America First Legal released new DOJ FOIA records on June 12, 2026 showing that Attorney General Merrick Garland’s October 2021 school-board memo moved forward even after FBI officials and the National Sheriffs’ Association raised alarms. The documents suggest the Justice Department pushed a national enforcement message about “threats” at school board meetings despite career agents saying more coordination was needed and local sheriffs saying they hadn’t heard of the problem. If you care about parental rights, free speech, and honest law enforcement, this is a story worth watching.

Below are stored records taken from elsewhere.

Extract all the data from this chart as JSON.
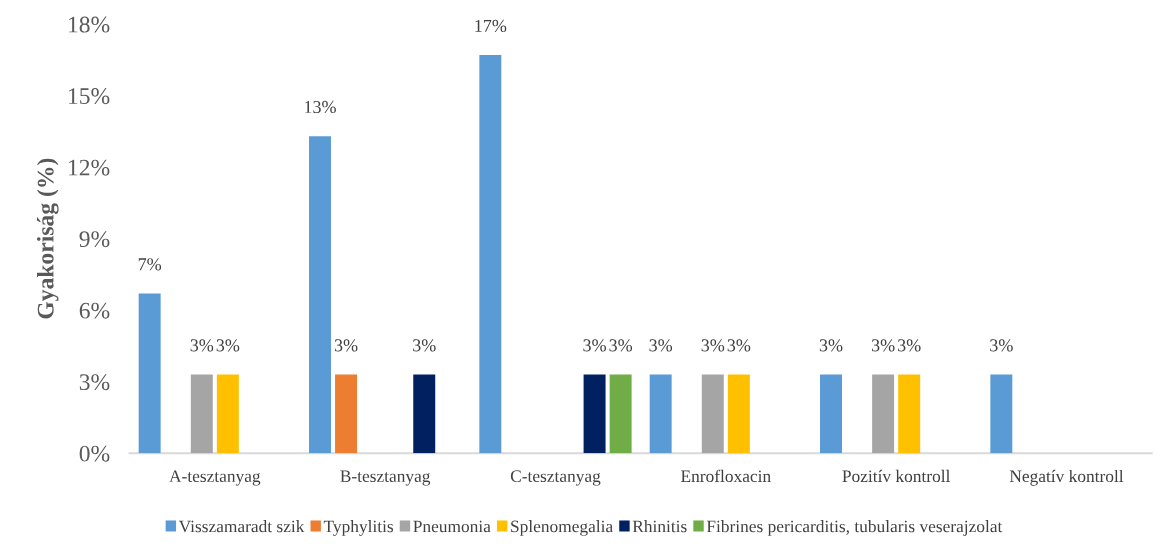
{
  "chart_data": {
    "type": "bar",
    "ylabel": "Gyakoriság (%)",
    "categories": [
      "A-tesztanyag",
      "B-tesztanyag",
      "C-tesztanyag",
      "Enrofloxacin",
      "Pozitív kontroll",
      "Negatív kontroll"
    ],
    "series": [
      {
        "name": "Visszamaradt szik",
        "color": "#5b9bd5",
        "values": [
          6.7,
          13.3,
          16.7,
          3.3,
          3.3,
          3.3
        ],
        "value_labels": [
          "7%",
          "13%",
          "17%",
          "3%",
          "3%",
          "3%"
        ]
      },
      {
        "name": "Typhylitis",
        "color": "#ed7d31",
        "values": [
          null,
          3.3,
          null,
          null,
          null,
          null
        ],
        "value_labels": [
          null,
          "3%",
          null,
          null,
          null,
          null
        ]
      },
      {
        "name": "Pneumonia",
        "color": "#a5a5a5",
        "values": [
          3.3,
          null,
          null,
          3.3,
          3.3,
          null
        ],
        "value_labels": [
          "3%",
          null,
          null,
          "3%",
          "3%",
          null
        ]
      },
      {
        "name": "Splenomegalia",
        "color": "#ffc000",
        "values": [
          3.3,
          null,
          null,
          3.3,
          3.3,
          null
        ],
        "value_labels": [
          "3%",
          null,
          null,
          "3%",
          "3%",
          null
        ]
      },
      {
        "name": "Rhinitis",
        "color": "#002060",
        "values": [
          null,
          3.3,
          3.3,
          null,
          null,
          null
        ],
        "value_labels": [
          null,
          "3%",
          "3%",
          null,
          null,
          null
        ]
      },
      {
        "name": "Fibrines pericarditis, tubularis veserajzolat",
        "color": "#70ad47",
        "values": [
          null,
          null,
          3.3,
          null,
          null,
          null
        ],
        "value_labels": [
          null,
          null,
          "3%",
          null,
          null,
          null
        ]
      }
    ],
    "ylim": [
      0,
      18
    ],
    "yticks": [
      {
        "value": 0,
        "label": "0%"
      },
      {
        "value": 3,
        "label": "3%"
      },
      {
        "value": 6,
        "label": "6%"
      },
      {
        "value": 9,
        "label": "9%"
      },
      {
        "value": 12,
        "label": "12%"
      },
      {
        "value": 15,
        "label": "15%"
      },
      {
        "value": 18,
        "label": "18%"
      }
    ],
    "legend": "bottom"
  }
}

What the new FOIA records actually show
The FOIA production released by America First Legal includes internal DOJ and FBI emails. One FBI deputy assistant director wrote that the FBI “had some concern” and asked for “additional time to engage” before the memo and press messaging went out. The National Sheriffs’ Association also told DOJ officials their sheriffs “have not heard any concerns about threats to local school boards” and complained they weren’t given a heads-up. Despite those objections, Attorney General Garland’s October 4, 2021 memorandum was issued and later tied to operational steps like the FBI’s “EDUOFFICIALS” tracking tag.
FBI warnings ignored, sheriffs sidelined
When career FBI leaders ask for more time and local sheriffs say they haven’t seen the problem, that should stop a national rollout — not get used as cover for it. The records show internal DOJ staff worried about political fallout and about undermining other election-threat work. Yet the memo went forward anyway. That looks less like public safety and more like a political decision to treat parents at school board meetings as a federal law-enforcement priority.
Why this matters: free speech, federal overreach, and accountability
This isn’t just bureaucratic nitpicking. The Garland memo drew sharp criticism at the time for risking the chill on constitutionally protected speech by parents. Now we learn the people who actually run investigations were skeptical, and local law enforcement wasn’t sounding an alarm. The obvious question: why did the Justice Department push this policy when its own agents and local sheriffs wanted caution? Americans deserve answers about whether federal power was used to target everyday civic participation by parents and guardians.
What happens next matters. Congressional committees could use these FOIA records to renew oversight, and the DOJ should publicly explain why it ignored internal warnings. Parents and taxpayers should demand accountability for any memo that treats civic protest as a policing priority without clear evidence. If we won’t stand up for the simple right of parents to speak at school board meetings, then we’re willing to cede our freedoms to bureaucratic whims. That shouldn’t be the America we live in.